Columbia study demonstrates unmatched flexibility of the growing brain; offers insight into children’s remarkable ability to learn language

Sarah Woolley, PhD, holding a zebra finch, one of the three species of songbirds involved in this study (Credit: John Abbott for Columbia's Zuckerman Institute).

In a scientific first, Columbia scientists have demonstrated how the brains of young songbirds become tuned to the songs they learn while growing up.

The results of this study, published today in Nature Neuroscience, illustrate the extraordinary flexibility of the growing brain. Because the brain region that listens to sounds, the auditory cortex, is similar in birds and mammals, this study could help to explain why we learn our own native language so easily but struggle to learn languages we did not hear when we were young.

“The language sounds we learn as infants shape the way we hear for the rest of our lives, and the vocal sounds that songbirds hear while young may have the same effect,” said Sarah M.N. Woolley, PhD, a principal investigator at Columbia University’s Mortimer B. Zuckerman Mind Brain Behavior Institute and the paper’s senior author. “By mapping these birds’ auditory systems as they learn their songs, we hope to decipher the mechanisms that guide our own capacity to learn speech.”

Move a five-year-old child from Madrid to New York, and within a month she can become nearly fluent in English. Her parents, meanwhile, may struggle to keep up. Why?

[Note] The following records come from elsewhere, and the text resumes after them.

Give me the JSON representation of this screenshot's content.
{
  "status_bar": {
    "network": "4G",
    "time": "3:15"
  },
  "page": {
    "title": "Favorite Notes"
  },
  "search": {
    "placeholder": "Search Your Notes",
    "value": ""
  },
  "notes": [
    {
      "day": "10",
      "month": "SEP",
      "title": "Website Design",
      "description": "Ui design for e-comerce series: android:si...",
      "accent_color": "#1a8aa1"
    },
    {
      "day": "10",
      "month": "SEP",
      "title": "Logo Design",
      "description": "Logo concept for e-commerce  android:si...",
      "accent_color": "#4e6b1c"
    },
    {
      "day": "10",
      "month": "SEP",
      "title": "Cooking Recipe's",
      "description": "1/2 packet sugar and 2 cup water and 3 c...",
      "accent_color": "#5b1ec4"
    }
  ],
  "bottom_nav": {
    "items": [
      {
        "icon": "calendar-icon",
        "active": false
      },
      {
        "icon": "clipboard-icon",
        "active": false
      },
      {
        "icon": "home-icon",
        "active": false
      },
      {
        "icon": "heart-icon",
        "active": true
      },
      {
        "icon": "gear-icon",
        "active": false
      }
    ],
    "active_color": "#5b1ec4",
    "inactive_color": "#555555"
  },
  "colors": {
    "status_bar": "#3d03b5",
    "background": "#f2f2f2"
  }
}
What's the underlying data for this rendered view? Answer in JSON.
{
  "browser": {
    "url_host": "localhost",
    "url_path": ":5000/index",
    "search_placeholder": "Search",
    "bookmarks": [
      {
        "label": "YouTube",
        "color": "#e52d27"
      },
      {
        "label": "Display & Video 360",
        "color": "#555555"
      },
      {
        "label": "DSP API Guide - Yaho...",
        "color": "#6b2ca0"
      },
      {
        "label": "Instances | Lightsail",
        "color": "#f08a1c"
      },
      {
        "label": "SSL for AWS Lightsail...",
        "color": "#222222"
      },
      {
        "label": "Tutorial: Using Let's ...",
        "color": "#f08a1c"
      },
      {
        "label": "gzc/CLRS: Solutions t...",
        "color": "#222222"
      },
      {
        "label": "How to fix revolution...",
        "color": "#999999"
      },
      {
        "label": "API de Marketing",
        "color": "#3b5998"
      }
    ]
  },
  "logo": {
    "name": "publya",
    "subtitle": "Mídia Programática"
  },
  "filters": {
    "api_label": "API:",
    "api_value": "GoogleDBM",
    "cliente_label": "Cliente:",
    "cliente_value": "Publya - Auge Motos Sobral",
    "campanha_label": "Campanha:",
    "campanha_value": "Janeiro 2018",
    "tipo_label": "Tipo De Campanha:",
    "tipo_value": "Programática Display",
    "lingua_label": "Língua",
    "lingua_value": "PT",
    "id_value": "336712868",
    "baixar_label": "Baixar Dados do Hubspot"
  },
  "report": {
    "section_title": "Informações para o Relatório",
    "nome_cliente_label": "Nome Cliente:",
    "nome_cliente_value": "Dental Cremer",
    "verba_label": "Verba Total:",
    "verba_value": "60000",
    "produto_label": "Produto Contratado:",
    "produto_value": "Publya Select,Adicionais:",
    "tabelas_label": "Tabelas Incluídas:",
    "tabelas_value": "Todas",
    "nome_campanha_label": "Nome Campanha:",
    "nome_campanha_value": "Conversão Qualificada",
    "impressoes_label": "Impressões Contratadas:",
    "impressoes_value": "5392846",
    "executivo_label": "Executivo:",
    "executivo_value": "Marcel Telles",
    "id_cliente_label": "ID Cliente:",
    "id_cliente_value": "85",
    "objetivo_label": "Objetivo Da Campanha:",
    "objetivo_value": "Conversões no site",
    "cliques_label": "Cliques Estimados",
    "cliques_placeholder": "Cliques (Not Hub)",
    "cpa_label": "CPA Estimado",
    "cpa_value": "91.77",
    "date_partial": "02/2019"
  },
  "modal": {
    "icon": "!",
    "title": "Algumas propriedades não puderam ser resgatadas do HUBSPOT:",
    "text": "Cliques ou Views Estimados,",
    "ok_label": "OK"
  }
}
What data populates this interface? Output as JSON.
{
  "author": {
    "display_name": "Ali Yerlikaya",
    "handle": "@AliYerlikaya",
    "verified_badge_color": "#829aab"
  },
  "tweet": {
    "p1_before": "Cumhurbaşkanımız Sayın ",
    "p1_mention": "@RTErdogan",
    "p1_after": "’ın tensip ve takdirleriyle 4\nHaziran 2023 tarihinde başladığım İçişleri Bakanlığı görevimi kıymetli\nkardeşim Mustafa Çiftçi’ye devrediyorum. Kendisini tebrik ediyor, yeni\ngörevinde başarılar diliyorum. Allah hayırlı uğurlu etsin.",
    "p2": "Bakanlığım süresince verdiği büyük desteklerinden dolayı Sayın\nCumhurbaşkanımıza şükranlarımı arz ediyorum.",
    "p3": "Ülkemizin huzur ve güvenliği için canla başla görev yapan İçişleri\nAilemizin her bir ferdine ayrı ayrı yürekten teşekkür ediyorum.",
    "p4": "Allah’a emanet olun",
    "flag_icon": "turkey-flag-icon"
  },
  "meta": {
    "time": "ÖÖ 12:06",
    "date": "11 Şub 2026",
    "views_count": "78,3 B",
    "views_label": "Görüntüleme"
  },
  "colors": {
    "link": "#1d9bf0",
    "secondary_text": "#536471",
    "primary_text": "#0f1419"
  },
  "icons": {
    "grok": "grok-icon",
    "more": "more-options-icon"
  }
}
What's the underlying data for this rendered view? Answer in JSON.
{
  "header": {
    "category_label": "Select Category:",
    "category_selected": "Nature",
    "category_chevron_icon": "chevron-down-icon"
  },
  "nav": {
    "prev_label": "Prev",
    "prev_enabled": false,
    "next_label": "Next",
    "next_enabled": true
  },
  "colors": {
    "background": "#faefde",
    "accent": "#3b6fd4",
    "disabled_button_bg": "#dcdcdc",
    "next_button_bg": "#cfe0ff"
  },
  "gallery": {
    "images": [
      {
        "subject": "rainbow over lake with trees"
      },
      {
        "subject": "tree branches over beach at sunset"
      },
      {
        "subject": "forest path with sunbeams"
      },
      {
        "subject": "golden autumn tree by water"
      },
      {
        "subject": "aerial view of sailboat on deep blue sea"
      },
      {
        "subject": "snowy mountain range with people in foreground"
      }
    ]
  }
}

No other animal’s communications can match the complexity and diversity of human language. But the trills, peeps and warbles sung by the more than 5,000 species of songbirds come close. The most commonly studied songbird species is the zebra finch. A young male zebra finch learns his song from his father by listening and imitating during the first three months of life.

“When first learning to sing, the juvenile’s song is unstructured, similar to the way a human baby babbles before producing words,” said Jordan Moore, PhD, a postdoctoral research scientist in the Woolley lab and the paper’s first author. “But by the time the bird nears adulthood, it reproduces the more complex aspects of its father’s song. We were interested in what is happening in the brain during this song learning period.”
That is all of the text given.